Montag, 24. Dezember 2012 – Die Tagestemperaturen liegen zwischen sechzehn und
zwanzig Grad und sind die Hauptmeldungen in den Nachrichtensendungen, dazu
Filmbeiträge von Menschen, die in Straßencafés sitzen oder in den Isarauen liegen. Herr
Vogl beugt sich über den Kofferraum seiner Limousine, ein weißer Mercedes älteren
Baujahres, als du mit Einkaufskorb und Tüten beladen um die Hausecke biegst. Als er
dich bemerkt, lacht er, kommt auf dich mit ausgestreckter Hand zu.
„Schöne Weihnachten“, sagt er.
„Schöne Weihnachten“, sagt seine Frau hinter dir.
Sie muss, als sie dich hörte, die Treppe herunter geeilt sein, steht nun in der Haustür und
strahlt. Alle drei strahlt ihr. Du, weil du beschlossen hast an den See zu fahren und auf
der Terrasse des Cafés Borkholders ein Glas Prosecco zu trinken. Die beiden, weil sie dir
ihr Haus zeigen wollen. Den Weihnachtsbaum vorm Kamin, die Bäder, Schlafzimmer
und Küchen, die Appartements, Galerien, Balkone und Terrassen. Die Kinderfotos an der
Wand, mit dem Bruder von Herrn Vogl.
„Er kam nicht aus dem Krieg zurück, der Willi“, sagt er.
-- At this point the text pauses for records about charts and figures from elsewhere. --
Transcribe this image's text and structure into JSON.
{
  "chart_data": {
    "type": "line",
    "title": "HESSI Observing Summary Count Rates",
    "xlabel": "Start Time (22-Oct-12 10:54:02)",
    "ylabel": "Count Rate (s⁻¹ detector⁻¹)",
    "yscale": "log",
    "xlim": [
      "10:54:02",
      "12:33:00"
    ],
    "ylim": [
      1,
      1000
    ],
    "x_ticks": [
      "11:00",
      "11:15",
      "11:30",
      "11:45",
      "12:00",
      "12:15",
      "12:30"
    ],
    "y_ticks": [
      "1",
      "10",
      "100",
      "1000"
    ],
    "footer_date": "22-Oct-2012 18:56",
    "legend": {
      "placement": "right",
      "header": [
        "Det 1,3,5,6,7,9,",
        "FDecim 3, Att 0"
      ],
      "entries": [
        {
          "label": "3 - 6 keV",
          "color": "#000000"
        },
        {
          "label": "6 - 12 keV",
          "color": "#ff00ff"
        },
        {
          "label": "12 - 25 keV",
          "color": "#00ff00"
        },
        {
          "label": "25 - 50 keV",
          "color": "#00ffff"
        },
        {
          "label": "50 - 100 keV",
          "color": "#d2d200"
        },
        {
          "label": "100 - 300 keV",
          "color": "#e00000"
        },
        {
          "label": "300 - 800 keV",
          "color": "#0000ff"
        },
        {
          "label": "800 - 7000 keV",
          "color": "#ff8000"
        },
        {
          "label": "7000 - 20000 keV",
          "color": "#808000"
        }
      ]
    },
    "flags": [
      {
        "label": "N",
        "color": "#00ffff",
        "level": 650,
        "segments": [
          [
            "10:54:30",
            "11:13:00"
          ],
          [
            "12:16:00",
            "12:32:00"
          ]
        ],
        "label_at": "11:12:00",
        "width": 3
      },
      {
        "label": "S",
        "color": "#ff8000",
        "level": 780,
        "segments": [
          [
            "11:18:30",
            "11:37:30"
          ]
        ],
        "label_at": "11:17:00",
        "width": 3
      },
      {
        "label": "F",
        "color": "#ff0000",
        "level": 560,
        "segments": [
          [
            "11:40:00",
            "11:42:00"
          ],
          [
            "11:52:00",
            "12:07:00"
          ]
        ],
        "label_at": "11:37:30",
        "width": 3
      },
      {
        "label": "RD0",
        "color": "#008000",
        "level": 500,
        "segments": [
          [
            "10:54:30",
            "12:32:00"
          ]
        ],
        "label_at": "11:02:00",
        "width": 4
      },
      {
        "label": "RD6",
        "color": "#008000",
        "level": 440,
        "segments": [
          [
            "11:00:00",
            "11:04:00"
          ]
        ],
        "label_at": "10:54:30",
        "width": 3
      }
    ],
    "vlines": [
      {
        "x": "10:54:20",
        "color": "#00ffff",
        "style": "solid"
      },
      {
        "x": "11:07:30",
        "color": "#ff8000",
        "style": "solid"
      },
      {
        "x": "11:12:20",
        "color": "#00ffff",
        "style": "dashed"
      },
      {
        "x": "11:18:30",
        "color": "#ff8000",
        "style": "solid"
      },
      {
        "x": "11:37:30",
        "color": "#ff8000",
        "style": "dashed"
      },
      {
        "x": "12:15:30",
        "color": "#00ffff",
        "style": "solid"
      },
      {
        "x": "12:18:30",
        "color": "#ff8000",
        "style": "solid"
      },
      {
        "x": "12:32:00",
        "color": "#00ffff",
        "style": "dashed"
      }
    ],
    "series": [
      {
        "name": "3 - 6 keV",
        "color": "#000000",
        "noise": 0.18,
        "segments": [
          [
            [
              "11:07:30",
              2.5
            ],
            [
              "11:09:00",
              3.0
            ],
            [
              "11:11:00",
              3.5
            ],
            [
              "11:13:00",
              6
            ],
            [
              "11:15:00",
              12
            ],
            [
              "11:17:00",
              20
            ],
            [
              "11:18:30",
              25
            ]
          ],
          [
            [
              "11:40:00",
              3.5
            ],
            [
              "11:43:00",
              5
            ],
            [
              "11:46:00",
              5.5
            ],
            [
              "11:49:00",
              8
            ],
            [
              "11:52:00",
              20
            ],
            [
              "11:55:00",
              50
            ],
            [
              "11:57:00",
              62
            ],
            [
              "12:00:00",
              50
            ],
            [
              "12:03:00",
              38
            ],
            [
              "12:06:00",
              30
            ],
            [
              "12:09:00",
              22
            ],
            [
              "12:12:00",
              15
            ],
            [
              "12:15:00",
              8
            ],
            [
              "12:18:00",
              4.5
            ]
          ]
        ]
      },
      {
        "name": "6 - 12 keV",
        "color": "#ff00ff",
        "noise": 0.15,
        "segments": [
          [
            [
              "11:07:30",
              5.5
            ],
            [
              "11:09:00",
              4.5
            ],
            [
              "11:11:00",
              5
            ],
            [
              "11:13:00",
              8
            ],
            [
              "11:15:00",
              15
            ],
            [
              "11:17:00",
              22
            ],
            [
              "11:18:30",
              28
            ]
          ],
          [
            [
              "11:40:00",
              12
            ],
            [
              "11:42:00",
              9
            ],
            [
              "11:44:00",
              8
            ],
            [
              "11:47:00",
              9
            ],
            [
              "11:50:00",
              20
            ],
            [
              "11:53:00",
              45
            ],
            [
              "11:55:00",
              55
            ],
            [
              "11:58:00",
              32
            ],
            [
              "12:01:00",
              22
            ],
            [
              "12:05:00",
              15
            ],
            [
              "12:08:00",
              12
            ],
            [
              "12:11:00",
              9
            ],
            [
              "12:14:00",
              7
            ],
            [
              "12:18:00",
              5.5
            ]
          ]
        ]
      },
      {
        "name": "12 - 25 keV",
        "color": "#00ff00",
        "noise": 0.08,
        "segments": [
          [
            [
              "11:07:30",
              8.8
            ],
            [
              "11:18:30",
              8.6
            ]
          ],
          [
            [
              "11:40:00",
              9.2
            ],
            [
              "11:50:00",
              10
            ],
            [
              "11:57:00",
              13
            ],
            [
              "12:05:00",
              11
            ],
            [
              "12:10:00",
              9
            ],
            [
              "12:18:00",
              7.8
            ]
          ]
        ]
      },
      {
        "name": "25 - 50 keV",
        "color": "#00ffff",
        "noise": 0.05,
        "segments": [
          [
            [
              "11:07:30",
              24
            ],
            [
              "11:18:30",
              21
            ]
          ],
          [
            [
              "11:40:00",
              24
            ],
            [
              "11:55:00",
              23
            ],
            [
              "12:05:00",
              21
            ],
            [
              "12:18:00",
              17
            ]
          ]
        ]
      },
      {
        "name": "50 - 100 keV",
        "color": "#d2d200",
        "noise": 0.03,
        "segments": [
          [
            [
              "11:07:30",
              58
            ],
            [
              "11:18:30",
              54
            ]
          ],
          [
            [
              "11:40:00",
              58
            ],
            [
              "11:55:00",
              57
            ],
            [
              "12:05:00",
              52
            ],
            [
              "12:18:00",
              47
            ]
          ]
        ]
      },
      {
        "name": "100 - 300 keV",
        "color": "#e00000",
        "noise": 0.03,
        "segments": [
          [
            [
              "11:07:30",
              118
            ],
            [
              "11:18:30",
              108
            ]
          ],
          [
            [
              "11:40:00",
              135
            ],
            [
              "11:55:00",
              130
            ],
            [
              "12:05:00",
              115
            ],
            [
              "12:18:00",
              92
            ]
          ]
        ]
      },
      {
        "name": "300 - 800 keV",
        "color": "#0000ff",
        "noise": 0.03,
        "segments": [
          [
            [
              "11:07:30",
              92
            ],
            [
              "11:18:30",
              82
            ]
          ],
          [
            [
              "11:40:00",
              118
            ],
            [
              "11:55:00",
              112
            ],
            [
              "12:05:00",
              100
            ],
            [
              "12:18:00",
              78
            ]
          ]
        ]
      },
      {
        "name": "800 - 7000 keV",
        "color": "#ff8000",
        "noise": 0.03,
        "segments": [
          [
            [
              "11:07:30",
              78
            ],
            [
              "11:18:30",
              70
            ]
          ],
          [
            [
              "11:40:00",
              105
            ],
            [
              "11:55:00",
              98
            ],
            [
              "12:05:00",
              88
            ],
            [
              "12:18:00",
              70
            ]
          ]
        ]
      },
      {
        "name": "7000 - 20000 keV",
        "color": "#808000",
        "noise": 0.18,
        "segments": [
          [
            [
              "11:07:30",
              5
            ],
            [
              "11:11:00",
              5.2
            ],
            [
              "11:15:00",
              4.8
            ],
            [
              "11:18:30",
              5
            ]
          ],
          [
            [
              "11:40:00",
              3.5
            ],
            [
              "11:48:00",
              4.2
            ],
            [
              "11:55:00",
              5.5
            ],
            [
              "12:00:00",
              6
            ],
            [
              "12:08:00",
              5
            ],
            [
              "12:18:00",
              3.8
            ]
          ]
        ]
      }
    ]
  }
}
Den Blick in Richtung Osten und den in Richtung Westen, den man aus dem
Kaminzimmer hat, musst du dir ebenfalls ansehen.
„Früher haben wir uns mit Freunden, die dort drüben wohnten, Lichtzeichen am Abend
gegeben“, sagt Frau Vogl.
Inzwischen seien alle Freunde gestorben. Das Alter. Sie seien nun allein und es sei nicht
einfach.
„Das ist ein gutes Haus. Hier wohnt ein guter Geist. Das ist ein richtiges zuhause“, sagt
sie.
„Ja, das ist es“, sagst du und nimmst sie mit zu dir in dein Haus, das an ihres grenzt.
Dein Haus ist karg eingerichtet. Bücherregale, Schreibtische, monochrome Kunstwerke
an den Wänden in Grau, Weiß und Grün. Frau Vogl ist entzückt.
„Hier gibt es Luft zum Atmen“, ruft sie aus. Und: „Hier kommt man doch gern
nachhause.“
Du bist eine Alleinlebende. Das Wort gibt es nicht, stattdessen ist die Rede von
Alleinerben, Alleinherrschern, Alleininhabern, Alleinstehenden oder Alleinerziehenden.
Du bist seit drei Wochen eine Alleinlebende und als solche hast du Leben leergeräumt.
Das Leben, das du geführt hast, war zum größten Teil nicht deines. Du warst Mutter,
Ehefrau, Geliebte verschiedener Männer, Referentin für Presse- und Öffentlichkeitsarbeit
eines Technologieunternehmens. Und du hast dein Leben leergeräumt von Möbeln,
Kleidungsstücken, Geschirr, dem Fernseher, von allzu vielen Kontakten und
Erinnerungsstücken. Du hast alles reduziert bis auf wenige Ausnahmen, wie ein Bett,
einen Tisch, Bücher, ein paar Fotos und Kochgeschirr für ein einfaches Gericht, einen
Laptop und Lautsprecher sowie ein paar Kleidungsstücke, die du am Abend waschen
muss, damit du am Morgen wieder etwas zum Anziehen habe oder zumindest am Mittag.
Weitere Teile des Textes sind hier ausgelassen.